The answer depends critically on what you meant by "in theory".

A battery could mean an ideal voltage source, or an ideal voltage source + internal resistance; A LED could be modelled as an ideal voltage source, or an ideal voltage source + dynamic resistance (which may be non-linear).

So a simplistic model for a battery + led + current limiting resistor would have a current of

I = (Vb - Vfwd) / (Rb + Rled + R), whereby Vb is the battery's voltage, Vfwd is the LED's voltage drop, Rb is the battery's internal resistance, Rled is the led's dynamic resistance and R is the resistance of the current limiting resistor.

As R -> zero, I -> (Vb - Vfwd) / (Rb + Rled). Obviously, it does not go to infinity if Rb + Rled is non-zero.
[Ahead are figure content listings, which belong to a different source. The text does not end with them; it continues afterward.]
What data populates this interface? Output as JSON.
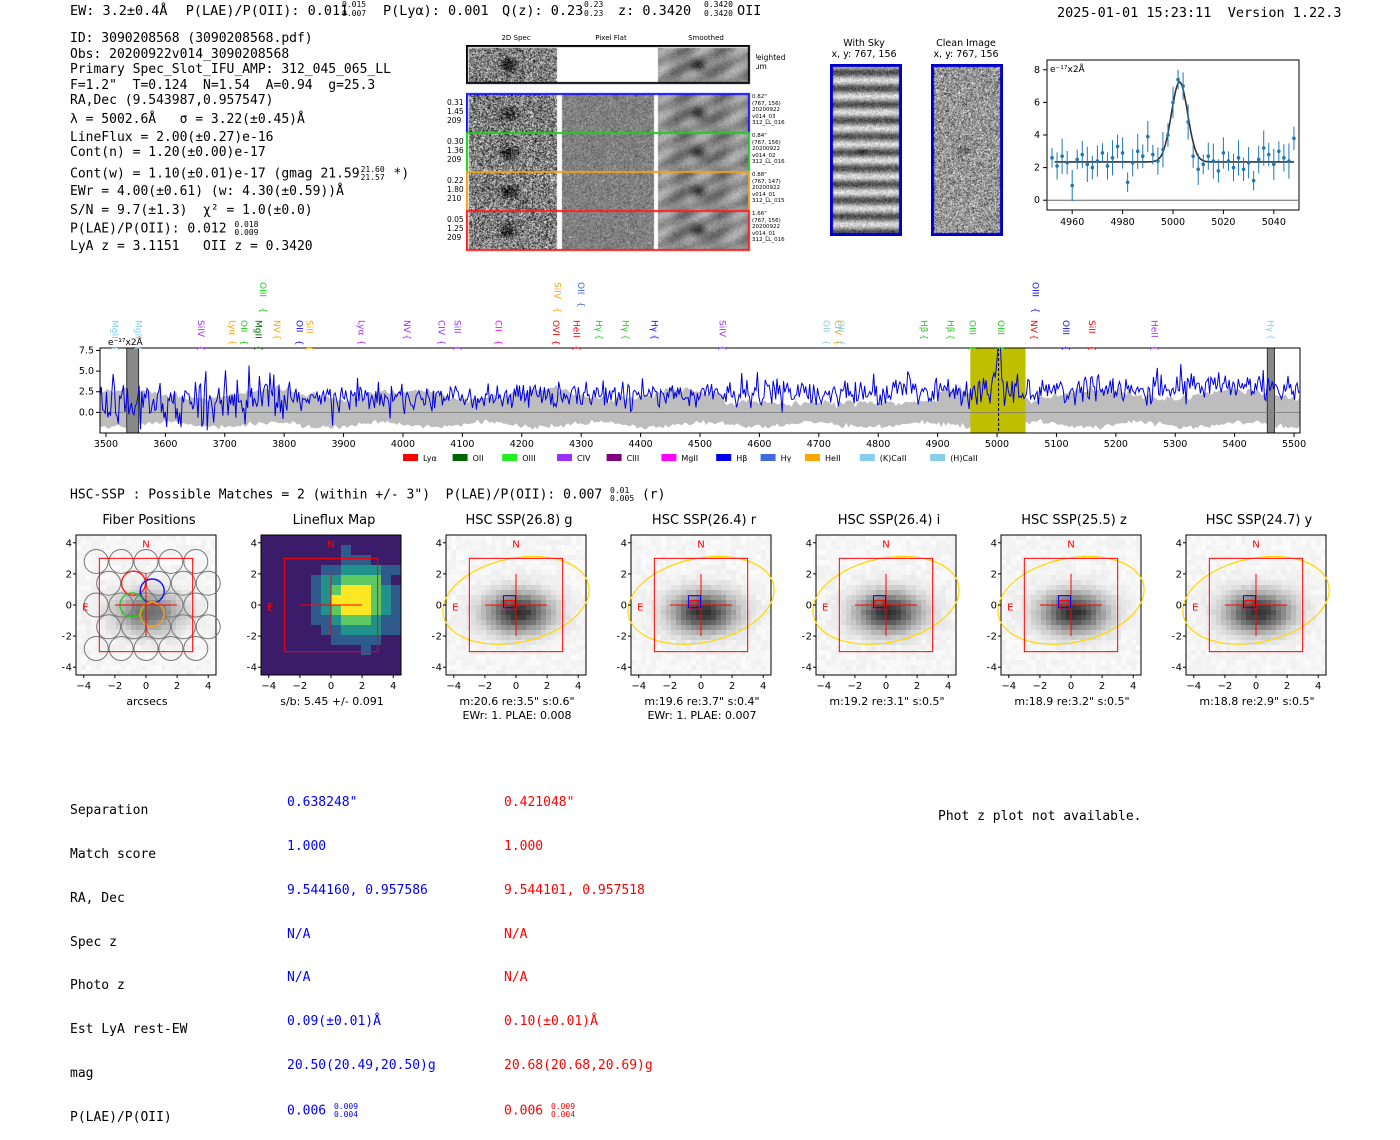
{
  "header": {
    "ew": "EW: 3.2±0.4Å",
    "plae": "P(LAE)/P(OII): 0.011",
    "plae_hi": "0.015",
    "plae_lo": "0.007",
    "plya": "P(Lyα): 0.001",
    "qz": "Q(z): 0.23",
    "qz_hi": "0.23",
    "qz_lo": "0.23",
    "z": "z: 0.3420",
    "z_hi": "0.3420",
    "z_lo": "0.3420",
    "z_line": "OII",
    "timestamp": "2025-01-01 15:23:11",
    "version": "Version 1.22.3"
  },
  "info": {
    "id": "ID: 3090208568 (3090208568.pdf)",
    "obs": "Obs: 20200922v014_3090208568",
    "primary": "Primary Spec_Slot_IFU_AMP: 312_045_065_LL",
    "params": "F=1.2\"  T=0.124  N=1.54  A=0.94  g=25.3",
    "radec": "RA,Dec (9.543987,0.957547)",
    "lambda": "λ = 5002.6Å   σ = 3.22(±0.45)Å",
    "lineflux": "LineFlux = 2.00(±0.27)e-16",
    "contn": "Cont(n) = 1.20(±0.00)e-17",
    "contw": "Cont(w) = 1.10(±0.01)e-17 (gmag 21.59",
    "contw_hi": "21.60",
    "contw_lo": "21.57",
    "contw_end": " *)",
    "ewr": "EWr = 4.00(±0.61) (w: 4.30(±0.59))Å",
    "sn": "S/N = 9.7(±1.3)  χ² = 1.0(±0.0)",
    "plae": "P(LAE)/P(OII): 0.012",
    "plae_hi": "0.018",
    "plae_lo": "0.009",
    "lyaz": "LyA z = 3.1151   OII z = 0.3420"
  },
  "cutouts": {
    "col_titles": [
      "2D Spec",
      "Pixel Flat",
      "Smoothed"
    ],
    "weighted_sum": "Weighted Sum",
    "rows": [
      {
        "stats": [
          "0.31",
          "1.45",
          "209"
        ],
        "meta": [
          "0.82\"",
          "(767, 156)",
          "20200922",
          "v014_03",
          "312_LL_016"
        ],
        "color": "#1010ff"
      },
      {
        "stats": [
          "0.30",
          "1.36",
          "209"
        ],
        "meta": [
          "0.84\"",
          "(767, 156)",
          "20200922",
          "v014_02",
          "312_LL_016"
        ],
        "color": "#22cc22"
      },
      {
        "stats": [
          "0.22",
          "1.80",
          "210"
        ],
        "meta": [
          "0.88\"",
          "(767, 147)",
          "20200922",
          "v014_01",
          "312_LL_015"
        ],
        "color": "#f0a020"
      },
      {
        "stats": [
          "0.05",
          "1.25",
          "209"
        ],
        "meta": [
          "1.66\"",
          "(767, 156)",
          "20200922",
          "v014_01",
          "312_LL_016"
        ],
        "color": "#ff2020"
      }
    ]
  },
  "sky": {
    "with_sky": "With Sky",
    "with_sky_coords": "x, y: 767, 156",
    "clean": "Clean Image",
    "clean_coords": "x, y: 767, 156"
  },
  "line_fit": {
    "type": "line",
    "title": "",
    "unit_label": "e⁻¹⁷x2Å",
    "xlim": [
      4950,
      5050
    ],
    "ylim": [
      -0.6,
      8.6
    ],
    "xticks": [
      4960,
      4980,
      5000,
      5020,
      5040
    ],
    "yticks": [
      0,
      2,
      4,
      6,
      8
    ],
    "x": [
      4952,
      4954,
      4956,
      4958,
      4960,
      4962,
      4964,
      4966,
      4968,
      4970,
      4972,
      4974,
      4976,
      4978,
      4980,
      4982,
      4984,
      4986,
      4988,
      4990,
      4992,
      4994,
      4996,
      4998,
      5000,
      5002,
      5004,
      5006,
      5008,
      5010,
      5012,
      5014,
      5016,
      5018,
      5020,
      5022,
      5024,
      5026,
      5028,
      5030,
      5032,
      5034,
      5036,
      5038,
      5040,
      5042,
      5044,
      5046,
      5048
    ],
    "y": [
      2.6,
      2.1,
      2.7,
      2.3,
      0.9,
      2.5,
      2.8,
      2.2,
      2.0,
      2.4,
      2.9,
      2.1,
      2.6,
      3.3,
      2.9,
      1.1,
      2.3,
      3.0,
      2.7,
      3.9,
      2.8,
      2.4,
      3.1,
      4.0,
      6.0,
      7.4,
      7.0,
      4.8,
      2.7,
      1.9,
      2.2,
      2.7,
      2.4,
      1.8,
      2.9,
      2.4,
      2.0,
      2.6,
      1.9,
      2.3,
      1.2,
      2.5,
      3.2,
      2.8,
      2.2,
      3.0,
      2.6,
      2.4,
      3.8
    ],
    "model_peak": 5002.6,
    "model_amp": 4.9,
    "model_sigma": 3.22,
    "model_cont": 2.35
  },
  "spectrum": {
    "type": "line",
    "unit_label": "e⁻¹⁷x2Å",
    "xlim": [
      3490,
      5510
    ],
    "ylim": [
      -2.5,
      7.8
    ],
    "xticks": [
      3500,
      3600,
      3700,
      3800,
      3900,
      4000,
      4100,
      4200,
      4300,
      4400,
      4500,
      4600,
      4700,
      4800,
      4900,
      5000,
      5100,
      5200,
      5300,
      5400,
      5500
    ],
    "yticks": [
      "0.0",
      "2.5",
      "5.0",
      "7.5"
    ],
    "ytick_values": [
      0,
      2.5,
      5.0,
      7.5
    ],
    "highlight_range": [
      4955,
      5048
    ],
    "marker_line": 5002.6,
    "gray_bands": [
      [
        3535,
        3555
      ],
      [
        5455,
        5467
      ]
    ],
    "line_labels": [
      {
        "name": "MgII",
        "x": 3515,
        "color": "#87ceeb",
        "row": 0
      },
      {
        "name": "MgII",
        "x": 3555,
        "color": "#87ceeb",
        "row": 0
      },
      {
        "name": "SiIV",
        "x": 3660,
        "color": "#9b30ff",
        "row": 0
      },
      {
        "name": "Lyα",
        "x": 3713,
        "color": "#ffa500",
        "row": 0
      },
      {
        "name": "OII",
        "x": 3732,
        "color": "#22cc22",
        "row": 0
      },
      {
        "name": "MgII",
        "x": 3757,
        "color": "#006400",
        "row": 0
      },
      {
        "name": "OIII",
        "x": 3764,
        "color": "#22cc22",
        "row": 1
      },
      {
        "name": "NV",
        "x": 3788,
        "color": "#ffa500",
        "row": 0
      },
      {
        "name": "OII",
        "x": 3826,
        "color": "#1010ff",
        "row": 0
      },
      {
        "name": "SiII",
        "x": 3843,
        "color": "#ffa500",
        "row": 0
      },
      {
        "name": "Lyα",
        "x": 3930,
        "color": "#9b30ff",
        "row": 0
      },
      {
        "name": "NV",
        "x": 4007,
        "color": "#9b30ff",
        "row": 0
      },
      {
        "name": "CIV",
        "x": 4065,
        "color": "#9b30ff",
        "row": 0
      },
      {
        "name": "SiII",
        "x": 4092,
        "color": "#9b30ff",
        "row": 0
      },
      {
        "name": "CII",
        "x": 4161,
        "color": "#ff00ff",
        "row": 0
      },
      {
        "name": "OVI",
        "x": 4258,
        "color": "#ff0000",
        "row": 0
      },
      {
        "name": "SiIV",
        "x": 4260,
        "color": "#ffa500",
        "row": 1
      },
      {
        "name": "OII",
        "x": 4300,
        "color": "#4169e1",
        "row": 1
      },
      {
        "name": "HeII",
        "x": 4292,
        "color": "#ff0000",
        "row": 0
      },
      {
        "name": "Hγ",
        "x": 4330,
        "color": "#22cc22",
        "row": 0
      },
      {
        "name": "Hγ",
        "x": 4375,
        "color": "#22cc22",
        "row": 0
      },
      {
        "name": "Hγ",
        "x": 4423,
        "color": "#1010ff",
        "row": 0
      },
      {
        "name": "SiIV",
        "x": 4538,
        "color": "#9b30ff",
        "row": 0
      },
      {
        "name": "OII",
        "x": 4713,
        "color": "#87ceeb",
        "row": 0
      },
      {
        "name": "CIV",
        "x": 4732,
        "color": "#ffa500",
        "row": 0
      },
      {
        "name": "OII",
        "x": 4737,
        "color": "#87ceeb",
        "row": 0
      },
      {
        "name": "Hβ",
        "x": 4877,
        "color": "#22cc22",
        "row": 0
      },
      {
        "name": "Hβ",
        "x": 4922,
        "color": "#22cc22",
        "row": 0
      },
      {
        "name": "OIII",
        "x": 4959,
        "color": "#22cc22",
        "row": 0
      },
      {
        "name": "OIII",
        "x": 5007,
        "color": "#22cc22",
        "row": 0
      },
      {
        "name": "NV",
        "x": 5062,
        "color": "#ff0000",
        "row": 0
      },
      {
        "name": "OIII",
        "x": 5065,
        "color": "#1010ff",
        "row": 1
      },
      {
        "name": "OIII",
        "x": 5116,
        "color": "#1010ff",
        "row": 0
      },
      {
        "name": "SiII",
        "x": 5160,
        "color": "#ff0000",
        "row": 0
      },
      {
        "name": "HeII",
        "x": 5265,
        "color": "#9b30ff",
        "row": 0
      },
      {
        "name": "Hγ",
        "x": 5460,
        "color": "#87ceeb",
        "row": 0
      }
    ],
    "legend": [
      {
        "name": "Lyα",
        "color": "#ff0000"
      },
      {
        "name": "OII",
        "color": "#006400"
      },
      {
        "name": "OIII",
        "color": "#22ee22"
      },
      {
        "name": "CIV",
        "color": "#9b30ff"
      },
      {
        "name": "CIII",
        "color": "#800080"
      },
      {
        "name": "MgII",
        "color": "#ff00ff"
      },
      {
        "name": "Hβ",
        "color": "#0000ee"
      },
      {
        "name": "Hγ",
        "color": "#4169e1"
      },
      {
        "name": "HeII",
        "color": "#ffa500"
      },
      {
        "name": "(K)CaII",
        "color": "#87ceeb"
      },
      {
        "name": "(H)CaII",
        "color": "#87ceeb"
      }
    ]
  },
  "hsc": {
    "title": "HSC-SSP : Possible Matches = 2 (within +/- 3\")  P(LAE)/P(OII): 0.007",
    "title_hi": "0.01",
    "title_lo": "0.005",
    "title_end": " (r)",
    "stamps": [
      {
        "title": "Fiber Positions",
        "caption": "arcsecs",
        "caption2": ""
      },
      {
        "title": "Lineflux Map",
        "caption": "s/b: 5.45 +/- 0.091",
        "caption2": ""
      },
      {
        "title": "HSC SSP(26.8) g",
        "caption": "m:20.6  re:3.5\"  s:0.6\"",
        "caption2": "EWr: 1. PLAE: 0.008"
      },
      {
        "title": "HSC SSP(26.4) r",
        "caption": "m:19.6  re:3.7\"  s:0.4\"",
        "caption2": "EWr: 1. PLAE: 0.007"
      },
      {
        "title": "HSC SSP(26.4) i",
        "caption": "m:19.2  re:3.1\"  s:0.5\"",
        "caption2": ""
      },
      {
        "title": "HSC SSP(25.5) z",
        "caption": "m:18.9  re:3.2\"  s:0.5\"",
        "caption2": ""
      },
      {
        "title": "HSC SSP(24.7) y",
        "caption": "m:18.8  re:2.9\"  s:0.5\"",
        "caption2": ""
      }
    ],
    "axis_ticks": [
      "4",
      "2",
      "0",
      "−2",
      "−4"
    ],
    "x_ticks": [
      "−4",
      "−2",
      "0",
      "2",
      "4"
    ],
    "compass_n": "N",
    "compass_e": "E"
  },
  "match_table": {
    "labels": [
      "Separation",
      "Match score",
      "RA, Dec",
      "Spec z",
      "Photo z",
      "Est LyA rest-EW",
      "mag",
      "P(LAE)/P(OII)"
    ],
    "col1": [
      "0.638248\"",
      "1.000",
      "9.544160, 0.957586",
      "N/A",
      "N/A",
      "0.09(±0.01)Å",
      "20.50(20.49,20.50)g",
      "0.006"
    ],
    "col1_hi": "0.009",
    "col1_lo": "0.004",
    "col2": [
      "0.421048\"",
      "1.000",
      "9.544101, 0.957518",
      "N/A",
      "N/A",
      "0.10(±0.01)Å",
      "20.68(20.68,20.69)g",
      "0.006"
    ],
    "col2_hi": "0.009",
    "col2_lo": "0.004",
    "col1_color": "#0000ff",
    "col2_color": "#ff0000"
  },
  "photz": {
    "message": "Phot z plot not available."
  }
}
But here lies the problem with not using a current limiting resistor: if Rb + Rled is small (if for example it is powered by a set of rechargeable battery, or Li-on battery, or a regulated power source (Rb -> 0)), any small changes in Vb - Vfwd can cause large changes in I;

Worst yet, as the diode heats up, Vfwd decreases, causing I to go up further -> more heat -> a vicious cycle.

Two ways to control that:

1) A large Rb + Rled + R is a negative feedback mechanism in that case. Or
2) a negative feedback loop where you lower Vb as I goes up (or Vfwd goes down).

The 1st approach is typically used for signaling LEDs - simple but inefficient - and the 2nd approach is typically used for power LEDs.

 

Line operated LED night light now about half bright after 9 years 24/7.

A night light that runs 24/7 should be called a Day and Night Light.

 

The answer depends critically on what you meant by "in theory".

A battery could mean an ideal voltage source, or an ideal voltage source + internal resistance; A LED could be modelled as an ideal voltage source, or an ideal voltage source + dynamic resistance (which may be non-linear).

So a simplistic model for a battery + led + current limiting resistor would have a current of

I = (Vb - Vfwd) / (Rb + Rled + R), whereby Vb is the battery's voltage, Vfwd is the LED's voltage drop, Rb is the battery's internal resistance, Rled is the led's dynamic resistance and R is the resistance of the current limiting resistor.

As R -> zero, I -> (Vb - Vfwd) / (Rb + Rled). Obviously, it does not go to infinity if Rb + Rled is non-zero.

But here lies the problem with not using a current limiting resistor: if Rb + Rled is small (if for example it is powered by a set of rechargeable battery, or Li-on battery, or a regulated power source (Rb -> 0)), any small changes in Vb - Vfwd can cause large changes in I;

Worst yet, as the diode heats up, Vfwd decreases, causing I to go up further -> more heat -> a vicious cycle.

Two ways to control that:

1) A large Rb + Rled + R is a negative feedback mechanism in that case. Or
2) a negative feedback loop where you lower Vb as I goes up (or Vfwd goes down).

The 1st approach is typically used for signaling LEDs - simple but inefficient - and the 2nd approach is typically used for power LEDs.

Put away the math and theories. Connect battery to LED and see what happens.
It's that simple.

It is a great lesson in resilience of LEDs and their failure modes.

 

Just for grins, years ago, I hooked up a red led to a lab power supply with voltage and current control. I opened up the current limit pretty wide, and started to raise the voltage. While doing that, I could measure the actual current on the supply. No current limiting resister. I was surprised to find that the LED was still working, and very brightly, up to about 12 volts. Raising the voltage even higher, the LED began to deteriorate. But it didn't just burn up like a fuse, it took a long time. Amazing how much abuse a red led could take before it quit working.
Robert, everything you need to know to answer your KVL questions is in post #13. What basic KVL doesn't deal with, however, is the effects of heat on active and passive components. That's advanced KVL. Heat changes the electrical properties of things. Just for grins, go into the lab and measure the internal resistance of a battery. Now set up to run that battery at full charge and measure again as the battery heats up. For extra credit, measure the internal resistance of the diode at normal operating current, and then at 1 Amp. Then solve your KVLs.